Fin mai, l’acteur américain Joaquin Phoenix reçoit le prix d’interprétation masculine à Cannes, en baskets. Il était alors loin de penser qu’il pouvait recevoir un prix pour sa performance. Le festival lui a prouvé le contraire en nous offrant une scène cocasse où l’acteurs peine à réaliser que son nom vient d’être appelé. Connu pour choisir des rôles hétéroclites, de Gladiator à Her, Joaquin Phoenix interprète dans A Beautiful Day un ancien marine, transformé en mutique et imposant homme de main. C’est Lynne Ramsay qui réalise l’adaptation du recueil de nouvelles de Jonathan Ames, You Were Never Really Here. Actrice du cinéma indépendant britannique, elle obtient pour son quatrième et dernier film, sans le démériter, le prix du Scénario et du meilleur acteur. Critique.
L’enfant d’un homme politique disparaît, Joe (Joaquin Phoenix) est appelé afin de la retrouver en toute discrétion. Le vétéran de guerre va se retrouver dans une histoire de vengeance et de corruption.
Soyons clairs : l’interprétation de Joaquin Phoenix est extraordinaire, elle confirme sa capacité à incarner des personnages forts. Contrairement à beaucoup d’acteurs, à qui les même types de rôles sont proposés à tort et à travers, il conquiert des rôles diamétralement opposés. En choisissant de tourner dans ce film indépendant, il se donne corps et âme et fait tout pour devenir méconnaissable. Il ne s’agit pas d’Actor Studio, mais bien d’un travail sincère, qui donne à ce personnage, une énergie dévastatrice qui se dévoile uniquement par le regard. Lynne Ramsay choisit l’économie de mots, et propose un discours du montage et du regard. Elle n’hésite pas à rendre des scènes confuses, en mélangeant pistes sonores et images sans liens concrets, pour rendre palpable la psyché du personnage. Étonnamment, cela peut être nuisible au film, car elle peut donner à certaines scènes une opacité dommageable.
Le film capture le personnage, et finit par en faire son prisonnier, sa victime. Nous assistons alors à un dialogue intéressant entre la forme et le personnage. La photographie est finement maîtrisée : tout en proposant une certaine mélancolie grâce à une abondance de lumières bleues et vertes, le travail sur l’obscurité à la caméra est d’une efficacité remarquable.
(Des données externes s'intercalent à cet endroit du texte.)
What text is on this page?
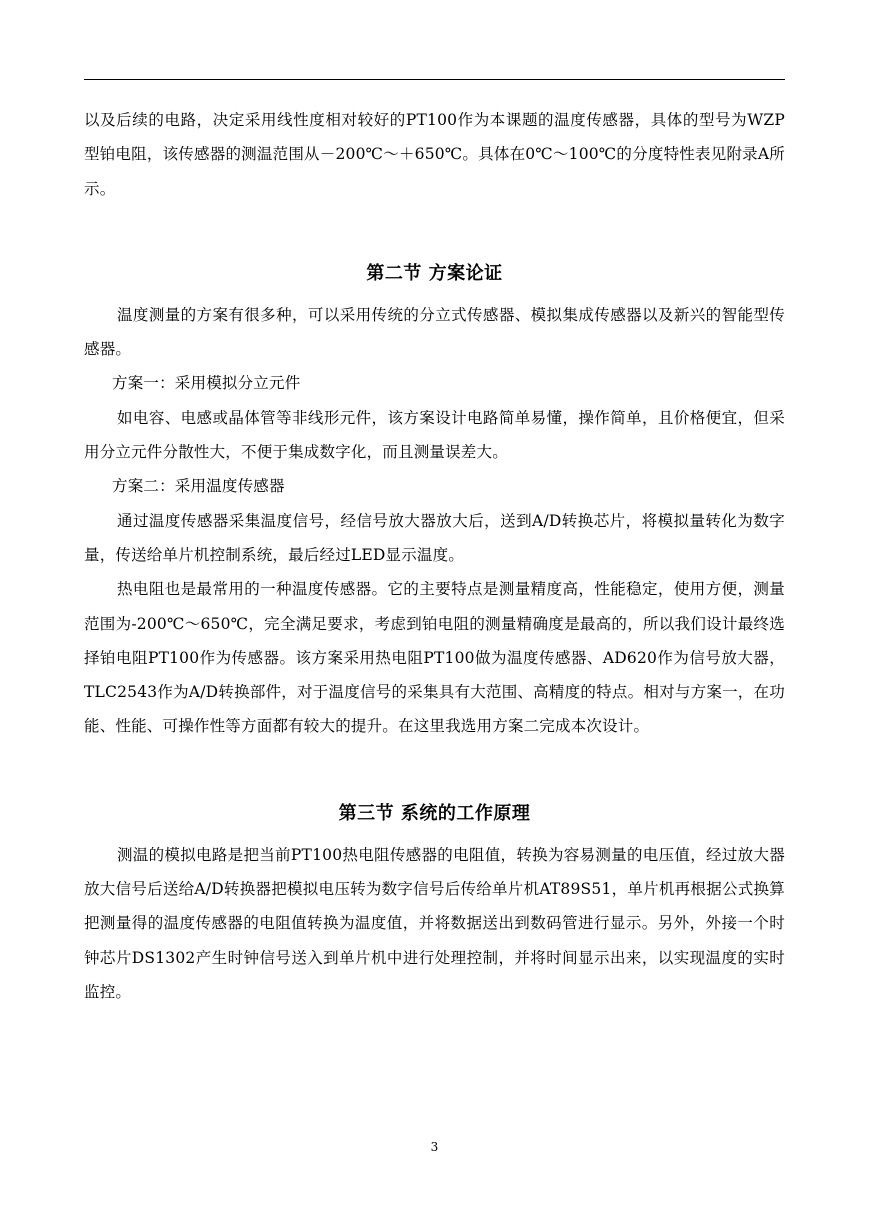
以及后续的电路，决定采用线性度相对较好的PT100作为本课题的温度传感器，具体的型号为WZP型铂电阻，该传感器的测温范围从－200℃～＋650℃。具体在0℃～100℃的分度特性表见附录A所示。

第二节 方案论证

温度测量的方案有很多种，可以采用传统的分立式传感器、模拟集成传感器以及新兴的智能型传感器。

方案一：采用模拟分立元件

如电容、电感或晶体管等非线形元件，该方案设计电路简单易懂，操作简单，且价格便宜，但采用分立元件分散性大，不便于集成数字化，而且测量误差大。

方案二：采用温度传感器

通过温度传感器采集温度信号，经信号放大器放大后，送到A/D转换芯片，将模拟量转化为数字量，传送给单片机控制系统，最后经过LED显示温度。

热电阻也是最常用的一种温度传感器。它的主要特点是测量精度高，性能稳定，使用方便，测量范围为-200℃～650℃，完全满足要求，考虑到铂电阻的测量精确度是最高的，所以我们设计最终选择铂电阻PT100作为传感器。该方案采用热电阻PT100做为温度传感器、AD620作为信号放大器，TLC2543作为A/D转换部件，对于温度信号的采集具有大范围、高精度的特点。相对与方案一，在功能、性能、可操作性等方面都有较大的提升。在这里我选用方案二完成本次设计。

第三节 系统的工作原理

测温的模拟电路是把当前PT100热电阻传感器的电阻值，转换为容易测量的电压值，经过放大器放大信号后送给A/D转换器把模拟电压转为数字信号后传给单片机AT89S51，单片机再根据公式换算把测量得的温度传感器的电阻值转换为温度值，并将数据送出到数码管进行显示。另外，外接一个时钟芯片DS1302产生时钟信号送入到单片机中进行处理控制，并将时间显示出来，以实现温度的实时监控。

3
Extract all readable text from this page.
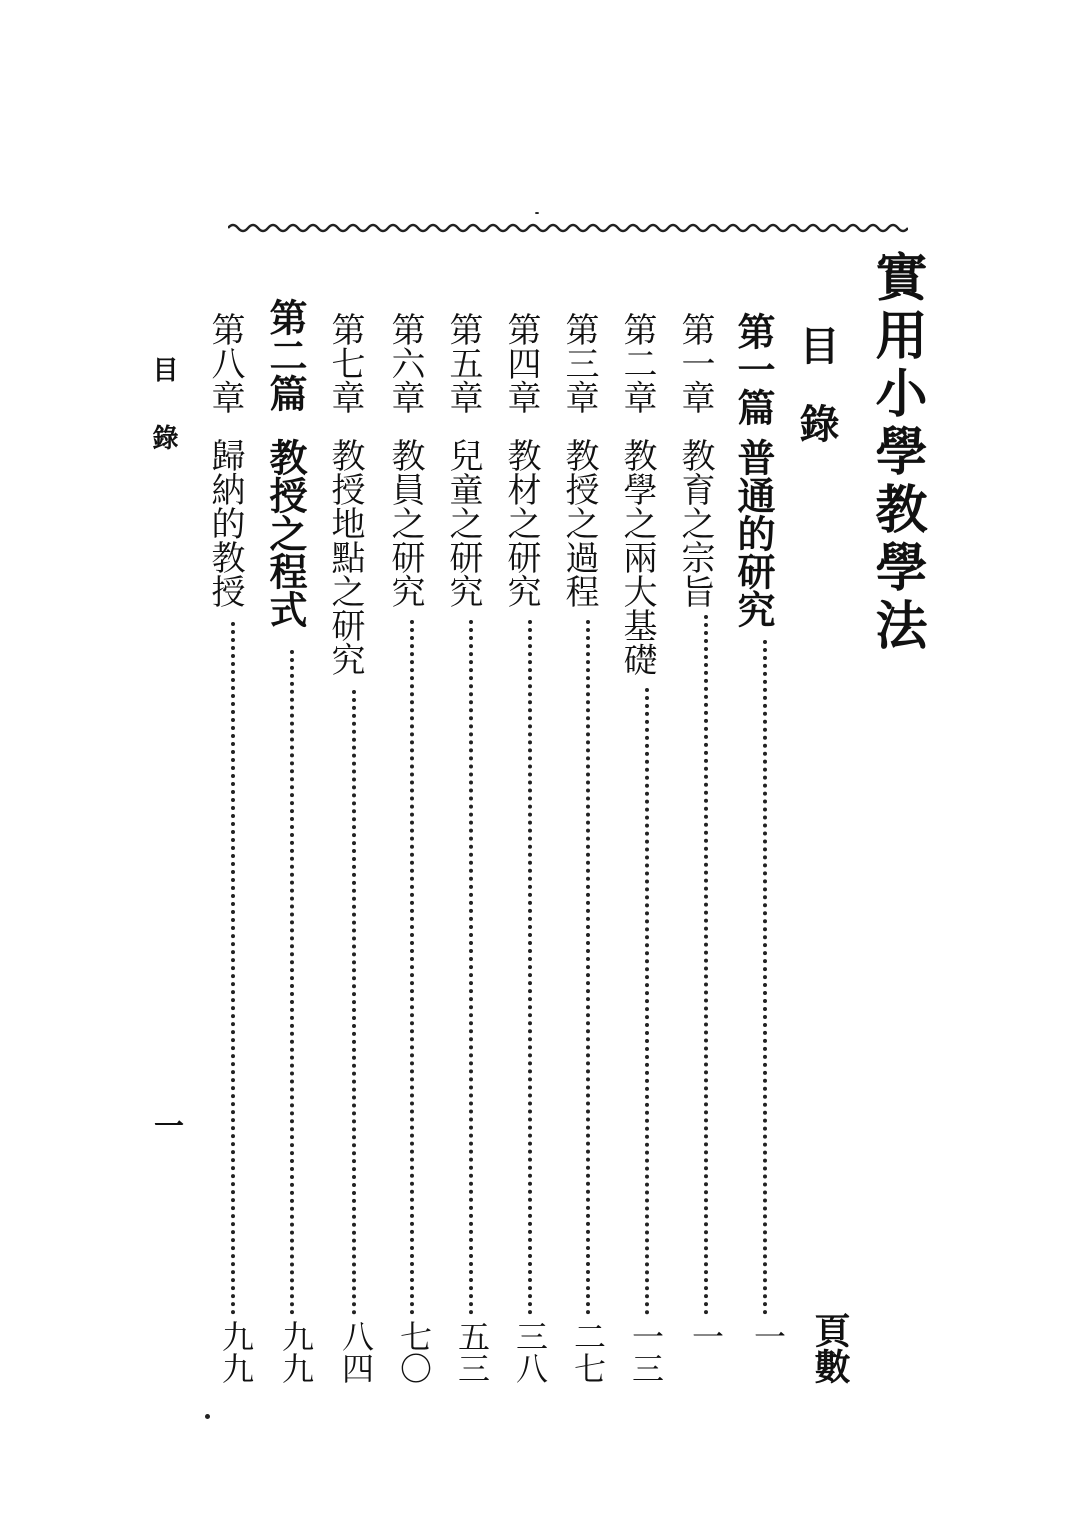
實用小學教學法
目錄
頁數
第一篇
普通的研究
一
第一章
教育之宗旨
一
第二章
教學之兩大基礎
一三
第三章
教授之過程
二七
第四章
教材之研究
三八
第五章
兒童之研究
五三
第六章
教員之研究
七〇
第七章
教授地點之研究
八四
第二篇
教授之程式
九九
第八章
歸納的教授
九九
目錄
一
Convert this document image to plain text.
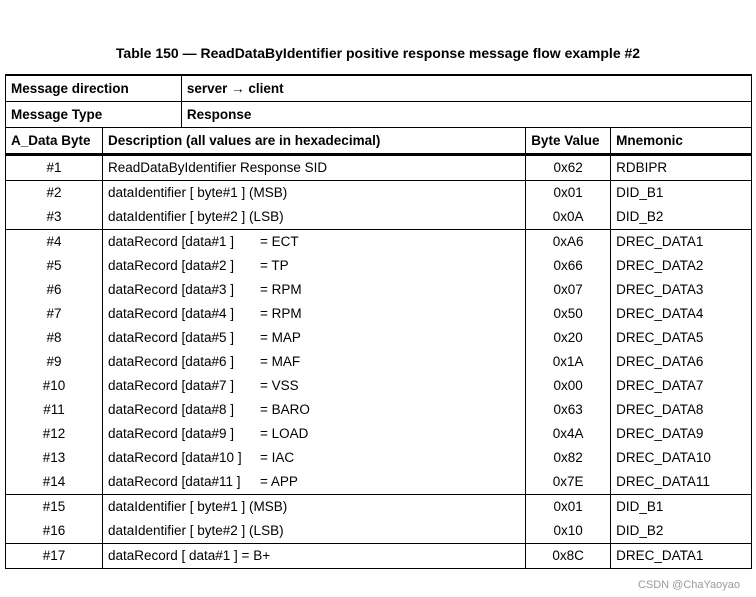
Table 150 — ReadDataByIdentifier positive response message flow example #2
Message direction		server → client		
Message Type		Response		
A_Data Byte	Description (all values are in hexadecimal)		Byte Value	Mnemonic
#1	ReadDataByIdentifier Response SID		0x62	RDBIPR
#2	dataIdentifier [ byte#1 ] (MSB)		0x01	DID_B1
#3	dataIdentifier [ byte#2 ] (LSB)		0x0A	DID_B2
#4	dataRecord [data#1 ] = ECT		0xA6	DREC_DATA1
#5	dataRecord [data#2 ] = TP		0x66	DREC_DATA2
#6	dataRecord [data#3 ] = RPM		0x07	DREC_DATA3
#7	dataRecord [data#4 ] = RPM		0x50	DREC_DATA4
#8	dataRecord [data#5 ] = MAP		0x20	DREC_DATA5
#9	dataRecord [data#6 ] = MAF		0x1A	DREC_DATA6
#10	dataRecord [data#7 ] = VSS		0x00	DREC_DATA7
#11	dataRecord [data#8 ] = BARO		0x63	DREC_DATA8
#12	dataRecord [data#9 ] = LOAD		0x4A	DREC_DATA9
#13	dataRecord [data#10 ] = IAC		0x82	DREC_DATA10
#14	dataRecord [data#11 ] = APP		0x7E	DREC_DATA11
#15	dataIdentifier [ byte#1 ] (MSB)		0x01	DID_B1
#16	dataIdentifier [ byte#2 ] (LSB)		0x10	DID_B2
#17	dataRecord [ data#1 ] = B+		0x8C	DREC_DATA1
CSDN @ChaYaoyao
Le rendu permet de mettre en valeur la singularité du personnage.
L’ensemble de ses caractéristiques donnent au film une atmosphère fantomatique. Joe déteint sur son environnement et obtient un modèle d’expression visuelle adéquat à ses névroses.
La bande originale puise dans l’électro, convenant parfaitement à l’atmosphère du film. Hélas, son efficacité se retrouve diminuée par l’utilisation d’instruments à cordes, permettant certes de souligner la tension dramatique, mais faisant retomber l’ambiance dans un registre plus classique. Le changement de genre crée une certaine rupture, et peut déplaire. Néanmoins, il est aussi important de souligner que le film de Lynne Ramsay est débordant d’inventivité narrative et visuelle. On a comparé ce film à Taxi Driver de Martin Scorsese et Drive de Nicolas Winding Refn, un peu à tort, car les inspirations de la réalisatrice sont en réalité plus subtiles, et bien plus personnelles.
Avec une interprétation brillante, Joaquin Phoenix illumine le film de la britannique Lynne Ramsay qui a su tirer de l’acteur une énergie débordante. C’est une explosion de saveurs, il nous surprend une nouvelle fois : A beautiful Day ne démérite pas sa place, et risque de créer la surprise à sa sortie.